For those writing for public consumption, they of course had to abide by publicly standardized abbreviation systems prevalent in their time and regions, even those not being readily accessible for readers a century later and from other regions. But if a text was created and authored for a personal reason and use, for which privacy was essential, the author could have just made up their own short-hand and non-standard system, along with any ciphers used, to make their handbook usable for her personally.
I doubt any cipher used in the Voynich manuscript is of the overly complicated nature. It is a long text, and for daily use as a handbook, she could have easily come up with her own customized system that only she or a loved one (say, a chronically ill sister, or children) could understand.
Even those could have been made readable to others, had she left a key chart in complete original, so even the scribes she may have commissioned by a will to render it to vellum after her passing, let us say, could have understood the text in early 1400s.

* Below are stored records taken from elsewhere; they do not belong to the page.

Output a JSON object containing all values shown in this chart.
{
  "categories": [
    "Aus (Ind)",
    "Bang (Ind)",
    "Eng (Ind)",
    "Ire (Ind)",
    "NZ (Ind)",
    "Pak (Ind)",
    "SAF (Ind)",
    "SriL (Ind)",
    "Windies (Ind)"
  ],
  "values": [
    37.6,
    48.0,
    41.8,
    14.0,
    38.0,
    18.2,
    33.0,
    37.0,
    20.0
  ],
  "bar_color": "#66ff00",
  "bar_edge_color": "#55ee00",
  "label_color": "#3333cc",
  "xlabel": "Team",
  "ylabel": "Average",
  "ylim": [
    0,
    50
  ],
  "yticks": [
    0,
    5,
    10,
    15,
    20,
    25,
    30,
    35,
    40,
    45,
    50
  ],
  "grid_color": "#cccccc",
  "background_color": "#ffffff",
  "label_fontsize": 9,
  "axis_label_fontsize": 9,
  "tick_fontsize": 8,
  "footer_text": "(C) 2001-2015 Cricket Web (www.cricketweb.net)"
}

But a century and a half later, when quires were “lost” and pages “cut” and the identity of the author possibly suppressed, folks found the incomplete manuscript to be an enigmatic text unlike any other. It was unlike any others, because it had been a personal work that had been MADE enigmatic by stripping it of all its identifying and and deciphering information so that it could be marketed to a gullible king for good profit.
So, my suggestion to all is, if for decades we have failed in our tennis game, it is time to change how WE play it. This may result in discovering that the cause of the enigma had also to do with our own grips.
If we ever learn the Voynich text, we should always keep in mind that the good news of finding it will always come with a bad news. We can never ever read it completely, since many quires and pages are no longer existing.